Alongside information campaigns on the type of assistance provided, the individualised case management approach allows IRC to support and empower people to develop exit strategies when assistance ends, including in some cases referrals to IRC’s livelihoods programme. IRC is carrying out a livelihoods programme (funded by the US Department of State’s Bureau for Population, Refugees and Migration) with local partner Minuto de Dios, which provides entrepreneurial, apprenticeship or vocational training. Priority is given to IRC internal cash assistance referrals for GBV survivors and LGBTQI+ members.
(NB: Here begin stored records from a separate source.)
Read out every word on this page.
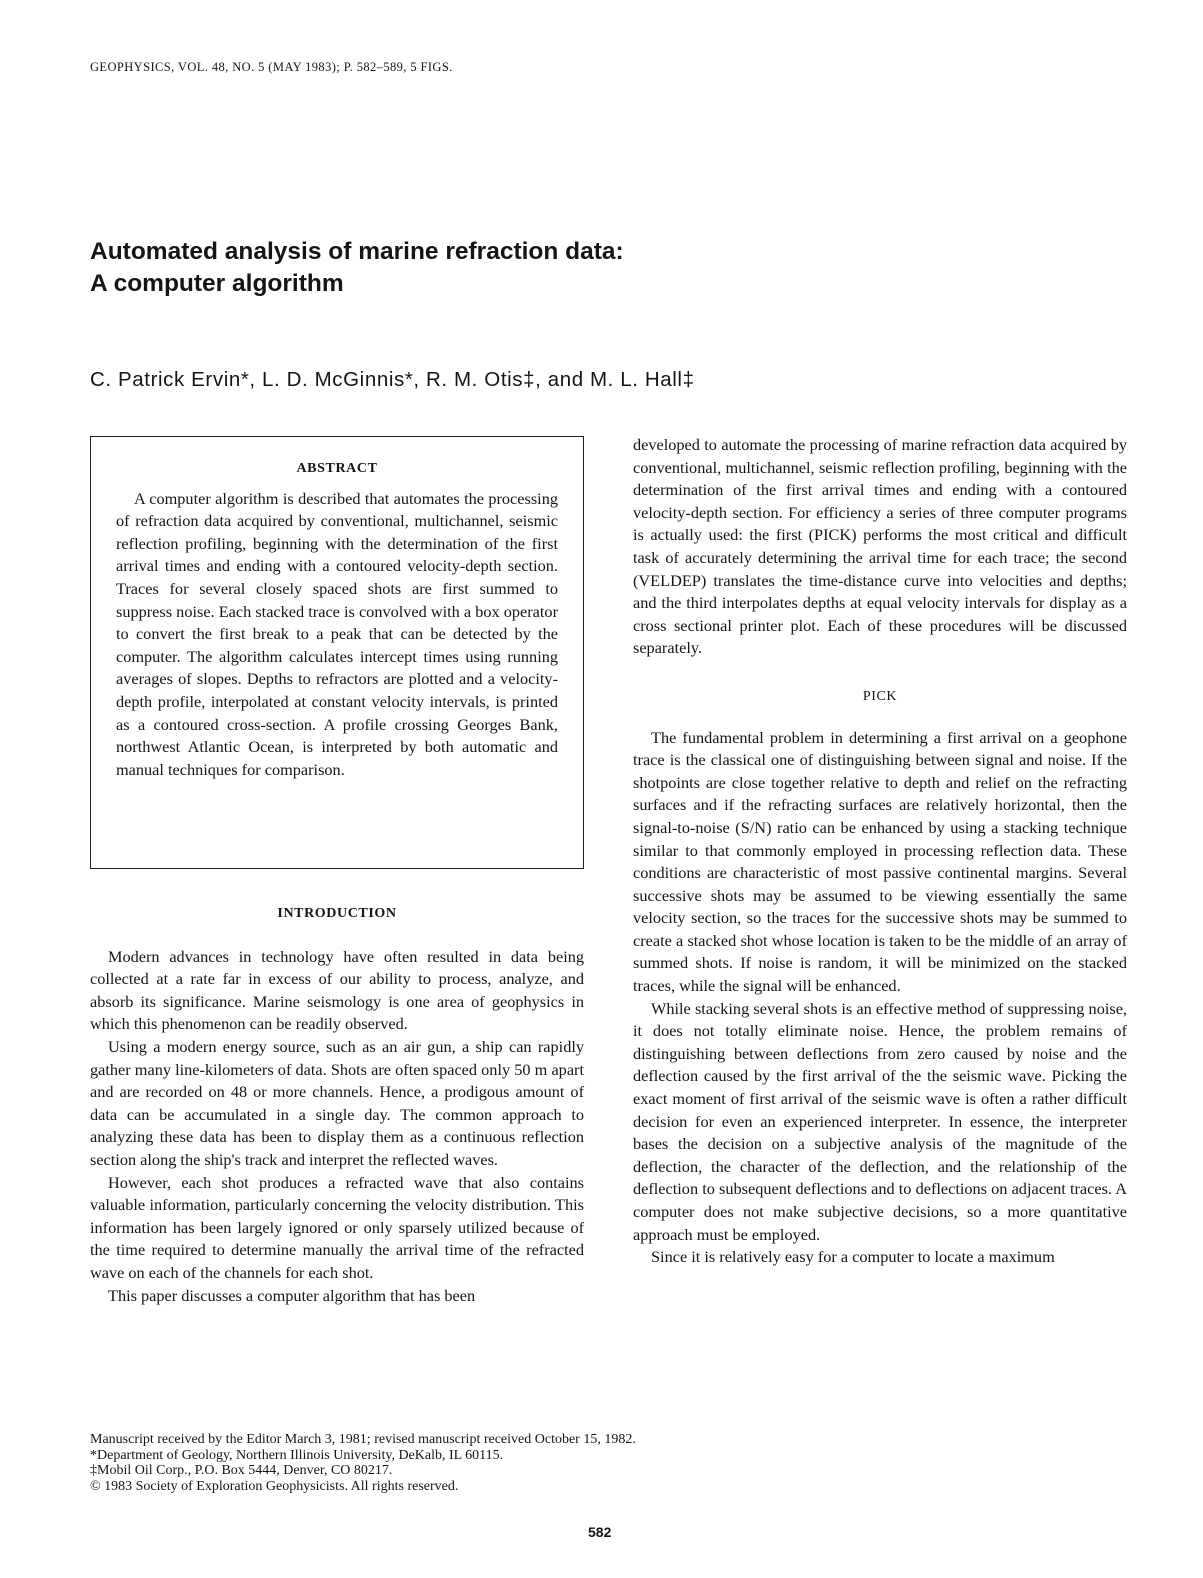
GEOPHYSICS, VOL. 48, NO. 5 (MAY 1983); P. 582–589, 5 FIGS.
Automated analysis of marine refraction data:
A computer algorithm
C. Patrick Ervin*, L. D. McGinnis*, R. M. Otis‡, and M. L. Hall‡
ABSTRACT

A computer algorithm is described that automates the processing of refraction data acquired by conventional, multichannel, seismic reflection profiling, beginning with the determination of the first arrival times and ending with a contoured velocity-depth section. Traces for several closely spaced shots are first summed to suppress noise. Each stacked trace is convolved with a box operator to convert the first break to a peak that can be detected by the computer. The algorithm calculates intercept times using running averages of slopes. Depths to refractors are plotted and a velocity-depth profile, interpolated at constant velocity intervals, is printed as a contoured cross-section. A profile crossing Georges Bank, northwest Atlantic Ocean, is interpreted by both automatic and manual techniques for comparison.

INTRODUCTION

Modern advances in technology have often resulted in data being collected at a rate far in excess of our ability to process, analyze, and absorb its significance. Marine seismology is one area of geophysics in which this phenomenon can be readily observed.

Using a modern energy source, such as an air gun, a ship can rapidly gather many line-kilometers of data. Shots are often spaced only 50 m apart and are recorded on 48 or more channels. Hence, a prodigous amount of data can be accumulated in a single day. The common approach to analyzing these data has been to display them as a continuous reflection section along the ship's track and interpret the reflected waves.

However, each shot produces a refracted wave that also contains valuable information, particularly concerning the velocity distribution. This information has been largely ignored or only sparsely utilized because of the time required to determine manually the arrival time of the refracted wave on each of the channels for each shot.

This paper discusses a computer algorithm that has been

developed to automate the processing of marine refraction data acquired by conventional, multichannel, seismic reflection profiling, beginning with the determination of the first arrival times and ending with a contoured velocity-depth section. For efficiency a series of three computer programs is actually used: the first (PICK) performs the most critical and difficult task of accurately determining the arrival time for each trace; the second (VELDEP) translates the time-distance curve into velocities and depths; and the third interpolates depths at equal velocity intervals for display as a cross sectional printer plot. Each of these procedures will be discussed separately.

PICK

The fundamental problem in determining a first arrival on a geophone trace is the classical one of distinguishing between signal and noise. If the shotpoints are close together relative to depth and relief on the refracting surfaces and if the refracting surfaces are relatively horizontal, then the signal-to-noise (S/N) ratio can be enhanced by using a stacking technique similar to that commonly employed in processing reflection data. These conditions are characteristic of most passive continental margins. Several successive shots may be assumed to be viewing essentially the same velocity section, so the traces for the successive shots may be summed to create a stacked shot whose location is taken to be the middle of an array of summed shots. If noise is random, it will be minimized on the stacked traces, while the signal will be enhanced.

While stacking several shots is an effective method of suppressing noise, it does not totally eliminate noise. Hence, the problem remains of distinguishing between deflections from zero caused by noise and the deflection caused by the first arrival of the the seismic wave. Picking the exact moment of first arrival of the seismic wave is often a rather difficult decision for even an experienced interpreter. In essence, the interpreter bases the decision on a subjective analysis of the magnitude of the deflection, the character of the deflection, and the relationship of the deflection to subsequent deflections and to deflections on adjacent traces. A computer does not make subjective decisions, so a more quantitative approach must be employed.

Since it is relatively easy for a computer to locate a maximum

Manuscript received by the Editor March 3, 1981; revised manuscript received October 15, 1982.
*Department of Geology, Northern Illinois University, DeKalb, IL 60115.
‡Mobil Oil Corp., P.O. Box 5444, Denver, CO 80217.
© 1983 Society of Exploration Geophysicists. All rights reserved.
582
Xenophobia among host Colombians has been another project challenge, with tensions arising as pandemic-related needs also increased in host communities. IRC has responded by increasing awareness of the social safety net programmes provided by the Colombian government for which internally displaced Colombians or other Colombian victims of armed conflict may be eligible, but Venezuelans are not.

Next steps

Because needs have increased throughout the pandemic, IRC plans to both increase total client reach and expand geographic scope. In the Colombia country programme’s Strategy Action Plan (SAP), which is currently under development, IRC has committed to targeting both migrants from Venezuela and internally displaced Colombians. Second, in order to scale as well as reach the most in-need cases, Protection teams have identified local partners with roots in target communities and a shared vision of integrated protection services, who will work alongside IRC. Lastly, as a matter of reflection and learning ahead of finalising the Colombia SAP, IRC will conduct a deeper analysis of the integration approach, ideally through an external evaluation. In addition, IRC plans to expand its referral system beyond IRC to other organisations offering the same or complementary services.

Elizabeth Tromans is the Senior Technical Advisor for Cash and Emergencies with the International Rescue Committee based in New York. Marcela Dajer Gómez is the Economic Recovery and Development Coordinator for the International Rescue Committee in Colombia based in Bogotá.